DENN SIE WISSEN NICHT, WAS SIE SPIELEN
Warum begegnen einem auf deutschsprachigen Bühnen allenthalben die gleichen Rhythmen, die gleichen Bewegungsabläufe, eine zum Verwechseln ähnliche Behandlung der Stimmen? Wenn gebrüllt wird, wird überall gleich gebrüllt, wenn geschluchzt wird, wird überall gleich geschluchzt, der Einsatz der Körper scheint trotz aller Individualismusbehauptung einer völlig uniformen Grundausbildung zu entstammen, wie es in vergleichbarer Weise nur die Armee hinkriegt: Ein Schauspieler stürmt auf die Bühne, hält plötzlich inne, blickt um sich, erstarrt, holt Luft, hebt den Blick und beginnt, wie vorauszusehen, zu sprechen, zunächst in Moderater Mittellage, dann allmählich lauter, um bald darauf unvermittelt zu verstummen, nach einer kleinen Pause noch einige Worte leise nachzusetzen (ergreifend). Zu Beginn eines jeden Satzes ist bereits seine Länge vorhersehbar. Der Sprechrhythmus ist innerhalb der Sätze und Wörter gleichmäßig und ungeachtet des Anspruchs auf realistisches Spiel weit entfernt von der Sprunghaftigkeit, rhythmischen Vielfalt und Unvorhersehbarkeit lebendigen Sprechens an der nächstbesten Straßenecke. Ein Nachbar, der uns gemäß den Realismusgepflogenheiten deutscher Schauspieler am Gartenzaun an-spricht, dürfte allenfalls verblüfftes Schulterzucken ernten.
„Jetzt laßt uns nicht reden, sondern machen!“ - auf Proben gern gesagt und oft gehört. Es wird schon auffällig, wie wenige Schauspieler und Schauspielerinnen bereit sind, ihre Arbeit theoretisch zu reflektieren, geschweige denn zu begründen. Denken soll der Regisseur. Dramaturgen verdammt man sowieso in Bausch und Bogen. Als wesentliche Instanz wird dabei gern der „Bauch“ gegen den „Kopf“ ins Feld geführt.
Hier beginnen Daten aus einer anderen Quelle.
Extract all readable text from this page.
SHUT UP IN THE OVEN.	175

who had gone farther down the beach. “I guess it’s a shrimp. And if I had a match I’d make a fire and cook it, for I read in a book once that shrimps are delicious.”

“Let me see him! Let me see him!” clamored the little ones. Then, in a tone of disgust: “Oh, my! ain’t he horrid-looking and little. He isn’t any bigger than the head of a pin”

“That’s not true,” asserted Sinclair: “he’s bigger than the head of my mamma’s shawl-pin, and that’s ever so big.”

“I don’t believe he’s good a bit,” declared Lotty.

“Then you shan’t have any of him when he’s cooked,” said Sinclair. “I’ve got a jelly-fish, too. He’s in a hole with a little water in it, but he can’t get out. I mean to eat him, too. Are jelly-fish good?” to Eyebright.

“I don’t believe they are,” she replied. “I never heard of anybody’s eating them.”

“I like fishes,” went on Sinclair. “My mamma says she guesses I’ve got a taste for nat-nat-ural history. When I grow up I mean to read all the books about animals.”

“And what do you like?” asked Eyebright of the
Irrigerweise könnte man nun glauben, damit werde der Körper des Schauspielers als sein eigentliches Instrument herausgestellt, also ein gezielter Einsatz von Bewegung und Stimme, ein erweitertes musika-lisches und physisches (meinetwegen tänzerisches) Bewußtsein gefordert. Tatsache ist aber, daß von Zielvorstellungen oder Bewußtsein keine Rede sein kann. Die Instanz „Bauch“ muß vielmehr für eine diffuse Vorstellung von zwanghafter Gefühlskontinuität im Gestaltungsvorgang auf der Bühne herhalten, um ein im Grunde konventionelles Rollenverständnis nicht rechtfertigen zu müssen. Hinter der Haltung „Bauch statt Kopf“ im Sinne von „Gefühl statt Intellekt“ verbirgt sich paradoxerweise sogar eine Unterschätzung des Körpers bei der Gestaltung von Raum und Zeit der Aufführung. Seine Ausdrucksmöglichkei-ten werden als „Mittel“ bezeichnet, also hierarchisch untergeordnet, um eine „Figur“, vielleicht auch ihre „Entwicklung“ darzustellen, wobei oberste Instanz für die „Wahrhaftigkeit“ der Darstellung ausschließlich jenes Gefühlskontinuum ist, das nach einem rein kausal gestrickten Muster linear „von da nach da“ führt, von einem (Gefühls!-)„Zustand“ zum nächsten und übernächsten und so weiter.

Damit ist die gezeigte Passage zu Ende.